As analyzed Pablo Reppetohead of Research at Aurum Valores, for a traditional saver who was looking to improve his income with the rate of a fixed term, “The situation that arises from now on is complicated.“. In line with the other analysts consulted, he indicates that “there are not many” liquid assets that hedge against inflation and that at the same time have low price risk.
This is where a chance arises in the MEP dollar which, according to Reppeto, “has always worked as an alternative investment to the fixed term“. The analyst also highlights instruments that could perform better than remaining in a fixed term, such as some bonds adjustable by the official exchange rate (mentions TV24), or by inflation (highlights T6X4), “although both would perform below expected inflation“, but it would be less negative than maintaining the position in the traditional fixed term after the recent drop in rates.
UVA Fixed Term: the last alternative standing
Consequently, for the retail investor, the “pre-cancelable UVA fixed term“is an attractive option, since it can mitigate the effects of inflation, especially for those who are prisoners of the pesos. However, users on social networks denounce obstacles on the part of banks for placements of this typeeven, as far as he could know Ambitsome entities only allow investing in this instrument up to $500,000 from home banking, while from the phone app “not available“.
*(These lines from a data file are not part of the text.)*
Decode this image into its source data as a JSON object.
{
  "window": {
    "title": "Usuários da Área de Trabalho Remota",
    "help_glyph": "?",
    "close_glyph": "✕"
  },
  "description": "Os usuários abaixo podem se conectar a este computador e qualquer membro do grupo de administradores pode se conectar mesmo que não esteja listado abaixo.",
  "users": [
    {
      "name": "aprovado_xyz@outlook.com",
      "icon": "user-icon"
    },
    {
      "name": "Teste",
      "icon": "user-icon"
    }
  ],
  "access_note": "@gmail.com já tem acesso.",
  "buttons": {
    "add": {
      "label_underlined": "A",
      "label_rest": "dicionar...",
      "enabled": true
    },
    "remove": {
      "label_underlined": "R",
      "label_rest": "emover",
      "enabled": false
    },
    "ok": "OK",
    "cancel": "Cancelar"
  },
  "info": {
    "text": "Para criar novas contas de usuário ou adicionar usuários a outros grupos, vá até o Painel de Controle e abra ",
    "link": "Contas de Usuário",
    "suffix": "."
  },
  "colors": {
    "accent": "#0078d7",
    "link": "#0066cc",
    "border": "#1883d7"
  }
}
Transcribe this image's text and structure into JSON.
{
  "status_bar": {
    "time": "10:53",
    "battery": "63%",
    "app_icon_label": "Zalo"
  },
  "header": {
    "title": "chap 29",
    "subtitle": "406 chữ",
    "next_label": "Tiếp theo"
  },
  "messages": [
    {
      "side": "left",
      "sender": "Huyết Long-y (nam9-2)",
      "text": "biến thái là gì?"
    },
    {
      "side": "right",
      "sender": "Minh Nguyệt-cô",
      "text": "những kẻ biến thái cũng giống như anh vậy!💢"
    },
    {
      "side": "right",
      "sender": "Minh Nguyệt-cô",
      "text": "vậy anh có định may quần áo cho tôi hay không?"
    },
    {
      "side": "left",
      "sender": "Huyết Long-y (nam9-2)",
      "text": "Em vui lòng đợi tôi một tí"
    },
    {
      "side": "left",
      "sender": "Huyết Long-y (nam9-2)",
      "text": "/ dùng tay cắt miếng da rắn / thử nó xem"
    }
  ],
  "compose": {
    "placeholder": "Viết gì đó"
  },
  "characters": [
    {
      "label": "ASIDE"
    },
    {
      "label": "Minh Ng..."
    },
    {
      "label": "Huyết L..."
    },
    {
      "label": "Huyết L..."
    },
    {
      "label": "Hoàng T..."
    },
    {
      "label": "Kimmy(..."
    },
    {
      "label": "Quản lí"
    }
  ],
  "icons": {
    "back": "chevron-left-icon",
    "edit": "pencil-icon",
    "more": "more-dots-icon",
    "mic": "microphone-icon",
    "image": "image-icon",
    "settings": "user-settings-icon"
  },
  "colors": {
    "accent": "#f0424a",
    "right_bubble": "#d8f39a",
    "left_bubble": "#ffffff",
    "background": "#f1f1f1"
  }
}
This, according to González de Cohen, is due to the banks’ quota, “that without being a formal issue“They are beginning to apply it or, even, “Some financial institutions ask you to go to the branch to prepare the fixed termFor the analyst, “there are operational obstacles to implementing them, basically, because the banks cannot turn around and cover that risk against anything.”
Thus, whoever manages to place a UVA fixed term You have to know that they are deposits in pesos for at least 90 days, which adjust in line with inflation plus a rate of 1% annually. There are two formatsthe traditional and the pre-cancelable. Within this second option, what changes is that The BCRA decided to eliminate the minimum prepayment rate, which implies that the conditions will now depend on the banks, the economist explains to this medium Elena Alonso.
In this way, while the Government dries up the peso market, Alonso’s suggestion is to opt for the Bills that the Treasury will tender this week, instead of UVA fixed term, since they offer the possibility of selling them faster. Although the UVA fixed term now offers automatic cancellation without penalty, “the recommended approach for investors looking to protect themselves from inflation would be to head towards these new bills, considering its potential performance and liquidity“he concludes.